Professor Jonathan Zinman Appointed to Endowed Professorship

Jonathan Zinman, a professor of Economics at Dartmouth College, has been appointed the R. Stephen Cheheyl Professor of Economics. Jon is an Academic Lead for the Global Financial Inclusion Initiative of Innovations for Poverty Action (IPA), and a co-founder of IPA’s U.S. Finance Initiative. He is also a research affiliate/associate of the Abdul Latif Jameel Poverty Action Lab (J-PAL), the National Bureau of Economic Research (NBER), and ideas42.

“This appointment as a named chair acknowledges Jon’s outstanding research contributions in behavioral economics,” says Professor Nina Pavcnik, chair of the department of Economics. 

Professor Zinman’s research focuses on household finance and behavioral economics. He has papers published in several top journals in economics, finance, law, and general-interest science, and his work has been featured extensively in popular and trade media as well. Professor Zinman applies his research by working with policymakers and practitioners around the globe. He has served on the inaugural Consumer Advisory Board of the Consumer Financial Protection Bureau, the Consumer Advisory Council to the Federal Reserve Board, as a Visiting Scholar at the Federal Reserve Bank of Philadelphia, and as a Community Development Research Advisory Council member for the Federal Reserve Bank of Boston.
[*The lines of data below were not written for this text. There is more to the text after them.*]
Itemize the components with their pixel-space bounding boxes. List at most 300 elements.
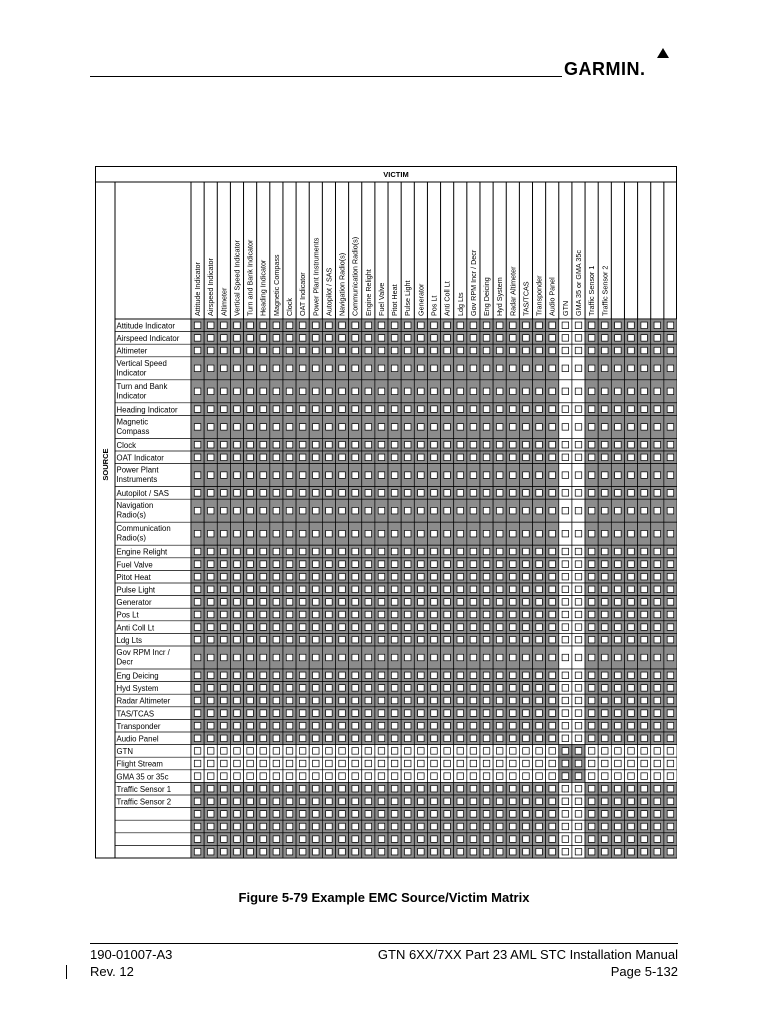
checkbox xyxy=(299,836,306,843)
checkbox xyxy=(510,773,516,780)
checkbox xyxy=(234,388,241,395)
checkbox xyxy=(641,697,648,704)
checkbox xyxy=(641,441,648,448)
checkbox xyxy=(378,811,385,818)
victim-label: Traffic Sensor 2 xyxy=(600,265,610,316)
checkbox xyxy=(207,454,214,461)
checkbox xyxy=(444,507,451,514)
checkbox xyxy=(378,472,385,479)
checkbox xyxy=(496,472,503,479)
checkbox xyxy=(588,624,595,631)
checkbox xyxy=(615,748,622,755)
checkbox xyxy=(273,722,280,729)
checkbox xyxy=(628,611,635,618)
checkbox xyxy=(194,335,201,342)
checkbox xyxy=(404,823,411,830)
garmin-logo xyxy=(564,48,676,80)
checkbox xyxy=(549,365,556,372)
checkbox xyxy=(457,490,464,497)
checkbox xyxy=(418,472,425,479)
checkbox xyxy=(247,748,254,755)
checkbox xyxy=(615,599,622,606)
checkbox xyxy=(536,454,543,461)
checkbox xyxy=(549,424,556,431)
checkbox xyxy=(523,823,530,830)
checkbox xyxy=(602,823,609,830)
checkbox xyxy=(549,347,556,354)
checkbox xyxy=(391,406,398,413)
checkbox xyxy=(667,586,674,593)
checkbox xyxy=(496,441,503,448)
checkbox xyxy=(641,424,648,431)
checkbox xyxy=(615,798,622,805)
checkbox xyxy=(483,773,490,780)
checkbox xyxy=(352,472,359,479)
victim-label: Heading Indicator xyxy=(258,259,268,316)
checkbox xyxy=(286,365,293,372)
checkbox xyxy=(299,811,306,818)
source-label: GTN xyxy=(116,747,133,757)
checkbox xyxy=(536,490,543,497)
checkbox xyxy=(470,811,477,818)
checkbox xyxy=(431,624,438,631)
checkbox xyxy=(641,836,648,843)
checkbox xyxy=(615,365,622,372)
source-label: TAS/TCAS xyxy=(116,709,155,719)
checkbox xyxy=(496,748,503,755)
checkbox xyxy=(654,811,661,818)
checkbox xyxy=(234,573,241,580)
checkbox xyxy=(234,760,241,767)
checkbox xyxy=(667,685,674,692)
checkbox xyxy=(602,573,609,580)
checkbox xyxy=(221,424,228,431)
checkbox xyxy=(365,573,372,580)
checkbox xyxy=(431,798,438,805)
checkbox xyxy=(234,424,241,431)
checkbox xyxy=(444,672,451,679)
checkbox xyxy=(378,490,385,497)
checkbox xyxy=(207,697,214,704)
checkbox xyxy=(483,548,490,555)
checkbox xyxy=(444,365,451,372)
checkbox xyxy=(431,773,438,780)
checkbox xyxy=(523,848,530,855)
checkbox xyxy=(352,586,359,593)
checkbox xyxy=(352,490,359,497)
checkbox xyxy=(615,636,622,643)
checkbox xyxy=(483,530,490,537)
checkbox xyxy=(667,785,674,792)
checkbox xyxy=(352,672,359,679)
checkbox xyxy=(536,710,543,717)
checkbox xyxy=(378,710,385,717)
victim-label: Generator xyxy=(416,283,426,316)
checkbox xyxy=(391,697,398,704)
checkbox xyxy=(470,322,477,329)
checkbox xyxy=(654,406,661,413)
checkbox xyxy=(247,573,254,580)
checkbox xyxy=(496,507,503,514)
checkbox xyxy=(326,406,333,413)
checkbox xyxy=(391,836,398,843)
checkbox xyxy=(628,823,635,830)
checkbox xyxy=(365,406,372,413)
checkbox xyxy=(628,735,635,742)
checkbox xyxy=(444,335,451,342)
checkbox xyxy=(562,406,569,413)
checkbox xyxy=(641,624,648,631)
checkbox xyxy=(602,472,609,479)
checkbox xyxy=(431,722,438,729)
checkbox xyxy=(496,811,503,818)
checkbox xyxy=(286,710,293,717)
checkbox xyxy=(523,548,530,555)
victim-label: Navigation Radio(s) xyxy=(337,252,347,316)
checkbox xyxy=(510,322,516,329)
checkbox xyxy=(562,773,569,780)
checkbox xyxy=(431,760,438,767)
checkbox xyxy=(536,624,543,631)
source-label: Clock xyxy=(116,440,136,450)
checkbox xyxy=(588,785,595,792)
checkbox xyxy=(326,322,333,329)
checkbox xyxy=(273,697,280,704)
checkbox xyxy=(562,735,569,742)
checkbox xyxy=(286,697,293,704)
checkbox xyxy=(418,697,425,704)
checkbox xyxy=(194,406,201,413)
checkbox xyxy=(313,748,320,755)
checkbox xyxy=(260,365,267,372)
checkbox xyxy=(496,798,503,805)
checkbox xyxy=(299,773,306,780)
checkbox xyxy=(523,335,530,342)
checkbox xyxy=(588,811,595,818)
checkbox xyxy=(339,335,346,342)
checkbox xyxy=(641,710,648,717)
checkbox xyxy=(470,735,477,742)
checkbox xyxy=(339,530,346,537)
checkbox xyxy=(470,836,477,843)
victim-label: Attitude Indicator xyxy=(193,262,203,316)
source-label: Engine Relight xyxy=(116,547,168,557)
checkbox xyxy=(615,441,622,448)
checkbox xyxy=(221,548,228,555)
checkbox xyxy=(588,611,595,618)
checkbox xyxy=(575,365,582,372)
checkbox xyxy=(457,335,464,342)
checkbox xyxy=(457,472,464,479)
checkbox xyxy=(286,548,293,555)
checkbox xyxy=(615,472,622,479)
checkbox xyxy=(418,654,425,661)
checkbox xyxy=(326,748,333,755)
checkbox xyxy=(247,454,254,461)
checkbox xyxy=(654,388,661,395)
checkbox xyxy=(247,848,254,855)
checkbox xyxy=(339,722,346,729)
checkbox xyxy=(641,530,648,537)
checkbox xyxy=(352,836,359,843)
checkbox xyxy=(378,406,385,413)
checkbox xyxy=(299,636,306,643)
source-label: Fuel Valve xyxy=(116,560,153,570)
checkbox xyxy=(326,454,333,461)
checkbox xyxy=(536,773,543,780)
checkbox xyxy=(549,760,556,767)
checkbox xyxy=(575,823,582,830)
checkbox xyxy=(628,406,635,413)
checkbox xyxy=(234,710,241,717)
checkbox xyxy=(194,548,201,555)
checkbox xyxy=(602,441,609,448)
checkbox xyxy=(234,735,241,742)
checkbox xyxy=(575,322,582,329)
checkbox xyxy=(483,424,490,431)
checkbox xyxy=(654,586,661,593)
checkbox xyxy=(654,697,661,704)
checkbox xyxy=(444,406,451,413)
checkbox xyxy=(549,710,556,717)
checkbox xyxy=(234,322,241,329)
source-label: Radio(s) xyxy=(116,510,146,520)
checkbox xyxy=(273,654,280,661)
checkbox xyxy=(496,848,503,855)
checkbox xyxy=(286,823,293,830)
checkbox xyxy=(221,735,228,742)
checkbox xyxy=(562,599,569,606)
checkbox xyxy=(588,490,595,497)
checkbox xyxy=(615,672,622,679)
checkbox xyxy=(378,672,385,679)
checkbox xyxy=(575,785,582,792)
checkbox xyxy=(339,347,346,354)
checkbox xyxy=(523,424,530,431)
checkbox xyxy=(391,636,398,643)
checkbox xyxy=(602,454,609,461)
checkbox xyxy=(194,530,201,537)
checkbox xyxy=(575,561,582,568)
checkbox xyxy=(667,836,674,843)
checkbox xyxy=(549,811,556,818)
checkbox xyxy=(444,785,451,792)
checkbox xyxy=(444,548,451,555)
checkbox xyxy=(575,760,582,767)
checkbox xyxy=(273,586,280,593)
checkbox xyxy=(654,322,661,329)
doc-number: 190-01007-A3 xyxy=(90,947,173,962)
change-bar xyxy=(66,965,67,979)
checkbox xyxy=(641,672,648,679)
checkbox xyxy=(562,798,569,805)
checkbox xyxy=(404,697,411,704)
checkbox xyxy=(418,530,425,537)
checkbox xyxy=(313,836,320,843)
checkbox xyxy=(234,599,241,606)
source-label: Pulse Light xyxy=(116,585,156,595)
checkbox xyxy=(260,672,267,679)
checkbox xyxy=(221,561,228,568)
checkbox xyxy=(313,636,320,643)
checkbox xyxy=(378,441,385,448)
checkbox xyxy=(575,722,582,729)
checkbox xyxy=(378,561,385,568)
checkbox xyxy=(234,685,241,692)
checkbox xyxy=(299,760,306,767)
checkbox xyxy=(313,347,320,354)
checkbox xyxy=(615,347,622,354)
checkbox xyxy=(326,735,333,742)
checkbox xyxy=(615,424,622,431)
checkbox xyxy=(602,561,609,568)
checkbox xyxy=(299,406,306,413)
checkbox xyxy=(667,654,674,661)
checkbox xyxy=(234,347,241,354)
checkbox xyxy=(470,710,477,717)
checkbox xyxy=(391,722,398,729)
checkbox xyxy=(352,748,359,755)
checkbox xyxy=(194,490,201,497)
checkbox xyxy=(444,748,451,755)
checkbox xyxy=(391,347,398,354)
checkbox xyxy=(444,710,451,717)
checkbox xyxy=(299,454,306,461)
victim-label: Magnetic Compass xyxy=(271,254,281,316)
checkbox xyxy=(339,388,346,395)
checkbox xyxy=(339,624,346,631)
checkbox xyxy=(378,773,385,780)
checkbox xyxy=(326,785,333,792)
checkbox xyxy=(641,773,648,780)
checkbox xyxy=(221,599,228,606)
checkbox xyxy=(536,322,543,329)
checkbox xyxy=(667,710,674,717)
checkbox xyxy=(207,785,214,792)
checkbox xyxy=(667,441,674,448)
victim-label: Audio Panel xyxy=(547,277,557,316)
checkbox xyxy=(483,654,490,661)
checkbox xyxy=(352,760,359,767)
checkbox xyxy=(260,388,267,395)
checkbox xyxy=(207,848,214,855)
checkbox xyxy=(496,773,503,780)
checkbox xyxy=(444,798,451,805)
checkbox xyxy=(536,823,543,830)
checkbox xyxy=(470,441,477,448)
checkbox xyxy=(444,654,451,661)
checkbox xyxy=(247,636,254,643)
checkbox xyxy=(431,823,438,830)
checkbox xyxy=(299,672,306,679)
checkbox xyxy=(260,611,267,618)
checkbox xyxy=(391,490,398,497)
checkbox xyxy=(286,685,293,692)
checkbox xyxy=(667,823,674,830)
checkbox xyxy=(260,773,267,780)
checkbox xyxy=(457,365,464,372)
checkbox xyxy=(313,322,320,329)
victim-label: Transponder xyxy=(534,275,544,316)
checkbox xyxy=(628,335,635,342)
checkbox xyxy=(615,406,622,413)
checkbox xyxy=(221,611,228,618)
checkbox xyxy=(588,335,595,342)
checkbox xyxy=(444,836,451,843)
checkbox xyxy=(602,636,609,643)
checkbox xyxy=(299,748,306,755)
checkbox xyxy=(339,599,346,606)
checkbox xyxy=(444,735,451,742)
checkbox xyxy=(221,848,228,855)
checkbox xyxy=(326,347,333,354)
source-label: Altimeter xyxy=(116,346,148,356)
checkbox xyxy=(588,586,595,593)
checkbox xyxy=(221,624,228,631)
checkbox xyxy=(247,406,254,413)
checkbox xyxy=(562,530,569,537)
checkbox xyxy=(628,490,635,497)
checkbox xyxy=(391,507,398,514)
checkbox xyxy=(654,710,661,717)
checkbox xyxy=(654,672,661,679)
checkbox xyxy=(483,685,490,692)
checkbox xyxy=(391,811,398,818)
checkbox xyxy=(536,548,543,555)
checkbox xyxy=(339,848,346,855)
checkbox xyxy=(404,611,411,618)
checkbox xyxy=(299,347,306,354)
checkbox xyxy=(326,599,333,606)
checkbox xyxy=(510,530,516,537)
checkbox xyxy=(247,490,254,497)
checkbox xyxy=(365,530,372,537)
checkbox xyxy=(483,836,490,843)
checkbox xyxy=(523,490,530,497)
checkbox xyxy=(221,722,228,729)
checkbox xyxy=(536,836,543,843)
checkbox xyxy=(496,823,503,830)
checkbox xyxy=(654,335,661,342)
checkbox xyxy=(273,573,280,580)
checkbox xyxy=(628,697,635,704)
checkbox xyxy=(615,530,622,537)
checkbox xyxy=(234,785,241,792)
checkbox xyxy=(602,388,609,395)
victim-label: Hyd System xyxy=(495,277,505,316)
checkbox xyxy=(510,798,516,805)
checkbox xyxy=(536,748,543,755)
checkbox xyxy=(221,760,228,767)
checkbox xyxy=(286,811,293,818)
checkbox xyxy=(562,760,569,767)
checkbox xyxy=(378,388,385,395)
checkbox xyxy=(404,322,411,329)
checkbox xyxy=(313,335,320,342)
checkbox xyxy=(575,599,582,606)
checkbox xyxy=(260,347,267,354)
checkbox xyxy=(378,636,385,643)
checkbox xyxy=(313,406,320,413)
source-label: Pos Lt xyxy=(116,610,139,620)
checkbox xyxy=(562,685,569,692)
checkbox xyxy=(549,823,556,830)
checkbox xyxy=(536,636,543,643)
checkbox xyxy=(654,507,661,514)
checkbox xyxy=(483,573,490,580)
checkbox xyxy=(326,573,333,580)
checkbox xyxy=(313,697,320,704)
He also works directly with financial service providers, ranging from startups to nonprofits to publicly-traded companies, to develop and test innovations that are beneficial to both providers and their clients.

“This honor speaks more to the contributions of my co-authors, family, and colleagues than to anything I have accomplished individually. It is indicative of how far behavioral economics has come as field, and of Dartmouth’s efforts to build one of the very best groups of behavioral economics scholars in the world” says Jon Zinman, the R. Stephen Cheheyl Professor of Economics.

Jon joined Dartmouth in 2005 as an assistant professor. He holds a Ph.D. in Economics from MIT and a B.A. in Government from Harvard College.